Aynen, görenlerin yazdığı şekilde. Yani hocanın çok ilginç bir eğitim sistemi vardı. Ya da sıra dışı bir dahi öğretmenle karşılaşmışım ben. Haberim yok. O gün ben daha az görüyordum. Tıp bilgisine sahip olmalı ki hoca, “Büyüdükçe belki gözleri açılır. Biz zihninde bir şekil oluşturalım. Harflerin, sayıların, rakamların şekli zihninde oluşsun. Sonra o gözleri açıldıkça zihne cuk diye oturur. Problem yaşamaz” demiş. Hakikatten de öyle oldu. Büyüdükçe biraz gözümde hafif açılmalar yaşandı. Öyle olunca da okuma yazmada bir zorluk çekmedim. Yani okula girmenin haricinde bir zorluk çekmedim. Hatta şunu ifade edeyim, 4 sene sınıf başkanlığı yaptım. Öğrenci arkadaşlarıma ders konusunda yardımcı olurdum.
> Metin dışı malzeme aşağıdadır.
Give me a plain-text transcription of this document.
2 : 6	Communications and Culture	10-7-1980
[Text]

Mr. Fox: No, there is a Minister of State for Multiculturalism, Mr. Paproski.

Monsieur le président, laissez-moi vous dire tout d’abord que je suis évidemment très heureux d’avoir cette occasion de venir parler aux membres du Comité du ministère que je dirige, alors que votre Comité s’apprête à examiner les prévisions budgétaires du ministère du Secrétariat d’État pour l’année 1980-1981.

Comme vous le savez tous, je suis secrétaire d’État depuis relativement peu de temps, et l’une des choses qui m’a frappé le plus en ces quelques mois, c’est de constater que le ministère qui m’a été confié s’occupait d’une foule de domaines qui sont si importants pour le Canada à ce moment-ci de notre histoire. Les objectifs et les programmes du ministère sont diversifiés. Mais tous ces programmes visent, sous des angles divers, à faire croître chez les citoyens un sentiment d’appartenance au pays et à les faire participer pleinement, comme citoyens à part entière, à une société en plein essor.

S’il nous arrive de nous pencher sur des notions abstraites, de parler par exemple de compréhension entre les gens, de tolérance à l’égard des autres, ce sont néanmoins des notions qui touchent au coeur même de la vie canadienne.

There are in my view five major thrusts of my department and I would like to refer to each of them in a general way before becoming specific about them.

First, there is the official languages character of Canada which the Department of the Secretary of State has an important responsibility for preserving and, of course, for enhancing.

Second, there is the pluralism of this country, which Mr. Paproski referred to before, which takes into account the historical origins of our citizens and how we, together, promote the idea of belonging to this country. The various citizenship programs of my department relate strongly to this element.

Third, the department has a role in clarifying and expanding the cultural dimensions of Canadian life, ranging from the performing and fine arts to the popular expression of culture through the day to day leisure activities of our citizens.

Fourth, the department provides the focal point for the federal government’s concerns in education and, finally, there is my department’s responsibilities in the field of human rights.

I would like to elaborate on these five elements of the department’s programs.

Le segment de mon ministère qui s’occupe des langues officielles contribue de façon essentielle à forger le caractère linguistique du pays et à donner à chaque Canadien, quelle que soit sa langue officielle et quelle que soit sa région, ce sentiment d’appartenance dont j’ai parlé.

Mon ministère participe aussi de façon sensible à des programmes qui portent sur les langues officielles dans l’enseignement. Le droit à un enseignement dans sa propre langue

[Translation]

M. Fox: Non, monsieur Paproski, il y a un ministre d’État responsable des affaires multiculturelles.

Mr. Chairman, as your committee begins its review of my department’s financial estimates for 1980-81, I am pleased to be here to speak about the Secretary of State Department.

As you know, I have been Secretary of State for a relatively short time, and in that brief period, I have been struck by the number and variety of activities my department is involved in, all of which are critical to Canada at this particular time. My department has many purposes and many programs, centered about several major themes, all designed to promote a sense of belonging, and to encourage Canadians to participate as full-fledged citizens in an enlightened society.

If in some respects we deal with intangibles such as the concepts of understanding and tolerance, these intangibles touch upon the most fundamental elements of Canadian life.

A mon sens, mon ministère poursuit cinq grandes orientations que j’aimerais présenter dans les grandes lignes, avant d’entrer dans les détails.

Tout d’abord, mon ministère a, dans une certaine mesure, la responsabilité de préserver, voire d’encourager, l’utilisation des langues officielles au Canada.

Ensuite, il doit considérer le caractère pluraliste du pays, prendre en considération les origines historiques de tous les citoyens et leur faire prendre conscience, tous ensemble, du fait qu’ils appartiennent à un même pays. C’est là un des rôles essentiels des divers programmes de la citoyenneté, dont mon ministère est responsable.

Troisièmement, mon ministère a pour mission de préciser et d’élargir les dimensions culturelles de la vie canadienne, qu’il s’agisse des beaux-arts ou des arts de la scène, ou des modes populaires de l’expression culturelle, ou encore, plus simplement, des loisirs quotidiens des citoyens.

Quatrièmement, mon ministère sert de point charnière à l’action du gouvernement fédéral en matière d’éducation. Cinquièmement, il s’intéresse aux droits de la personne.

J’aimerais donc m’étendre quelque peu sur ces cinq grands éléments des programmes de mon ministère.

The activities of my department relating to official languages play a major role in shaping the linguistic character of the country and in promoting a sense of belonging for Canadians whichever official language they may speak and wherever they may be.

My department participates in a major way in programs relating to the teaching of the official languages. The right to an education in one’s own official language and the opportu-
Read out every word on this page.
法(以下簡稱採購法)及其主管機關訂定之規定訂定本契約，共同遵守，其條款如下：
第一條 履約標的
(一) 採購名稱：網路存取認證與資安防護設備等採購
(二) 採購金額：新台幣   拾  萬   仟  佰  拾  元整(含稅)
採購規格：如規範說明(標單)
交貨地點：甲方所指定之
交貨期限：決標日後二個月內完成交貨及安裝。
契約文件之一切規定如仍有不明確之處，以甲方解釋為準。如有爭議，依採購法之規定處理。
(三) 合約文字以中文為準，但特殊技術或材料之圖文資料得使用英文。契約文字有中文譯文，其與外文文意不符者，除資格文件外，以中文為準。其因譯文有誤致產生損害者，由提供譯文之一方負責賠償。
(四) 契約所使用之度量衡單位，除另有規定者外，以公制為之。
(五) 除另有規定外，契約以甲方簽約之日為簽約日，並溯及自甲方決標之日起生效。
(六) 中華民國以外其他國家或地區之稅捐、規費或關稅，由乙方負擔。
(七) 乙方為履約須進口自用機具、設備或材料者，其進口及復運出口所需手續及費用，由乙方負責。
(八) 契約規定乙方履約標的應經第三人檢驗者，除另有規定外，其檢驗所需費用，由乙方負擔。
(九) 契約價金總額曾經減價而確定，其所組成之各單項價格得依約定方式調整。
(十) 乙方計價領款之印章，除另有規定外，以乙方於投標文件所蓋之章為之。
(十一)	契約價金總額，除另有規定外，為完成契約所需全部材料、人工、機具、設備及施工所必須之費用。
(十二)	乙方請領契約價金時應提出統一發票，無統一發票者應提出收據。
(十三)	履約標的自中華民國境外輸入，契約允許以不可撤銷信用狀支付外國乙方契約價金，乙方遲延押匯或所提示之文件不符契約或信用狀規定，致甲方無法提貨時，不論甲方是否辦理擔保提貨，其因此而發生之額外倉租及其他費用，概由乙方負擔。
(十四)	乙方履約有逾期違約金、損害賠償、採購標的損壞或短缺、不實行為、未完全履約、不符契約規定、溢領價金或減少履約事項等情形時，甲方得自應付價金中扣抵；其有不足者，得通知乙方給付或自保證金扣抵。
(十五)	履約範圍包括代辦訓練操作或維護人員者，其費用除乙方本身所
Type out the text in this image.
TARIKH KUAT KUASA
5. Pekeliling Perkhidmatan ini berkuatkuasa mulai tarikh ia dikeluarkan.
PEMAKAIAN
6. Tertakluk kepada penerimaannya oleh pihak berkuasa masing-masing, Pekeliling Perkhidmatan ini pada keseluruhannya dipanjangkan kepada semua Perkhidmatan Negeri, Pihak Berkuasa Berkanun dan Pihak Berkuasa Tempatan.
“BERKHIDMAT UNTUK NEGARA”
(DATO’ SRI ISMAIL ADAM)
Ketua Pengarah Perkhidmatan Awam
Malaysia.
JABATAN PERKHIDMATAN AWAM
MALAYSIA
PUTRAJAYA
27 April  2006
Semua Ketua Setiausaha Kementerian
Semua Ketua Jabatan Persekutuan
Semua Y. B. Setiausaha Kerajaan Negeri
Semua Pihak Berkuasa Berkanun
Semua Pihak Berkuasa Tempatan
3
Mersin'de düzenlenen bir şiir yarışmasında okulumu temsilen birinci seçilmiştim. Şiire o zaman başlamıştım. Okuma, yazma, öğrenme sürecimiz böyle oldu.
Engelleri aşabilmek için kaleme sarılmalı, kitaba tutunmalıydım
Çok farklı. Okuma süreci de çok farklı.
Yazma sürecimde efendim deftere veya ajandama neyse kalemle yazacağım. Defteri ve kalemi elime aldığımda son derece yaklaştırarak yazabiliyorum. Yani evet kendim yazabiliyorum ama genelde köşe yazılarımı, makalelerimi hanım ve çocuklar, kızlarım yazıyor. Daha sonra da onlar bilgisayara geçiriliyor. Sonra okurla buluşuyor. Ben daha çok şematik notlar alıyorum. Bir yerde konuşacağım meselelerle ilgili belli başlı notlar alıyorum. Yazma süreci hakikaten kolay değil, zor. Fakat doğrusu engelleri aşabilmek için kaleme sarılmalı, kitaba tutunmalıydım. Nitekim öyle yaptım. Hayatım boyunca kalemi ve kitabı hiç elimden bırakmadım. Evet, zor oldu. Dün acı acı yaşadıklarımızı bugün tatlı tatlı anlatıyoruz. O zorluklar olmasaydı bugün bu hatıralar meydana gelmezdi.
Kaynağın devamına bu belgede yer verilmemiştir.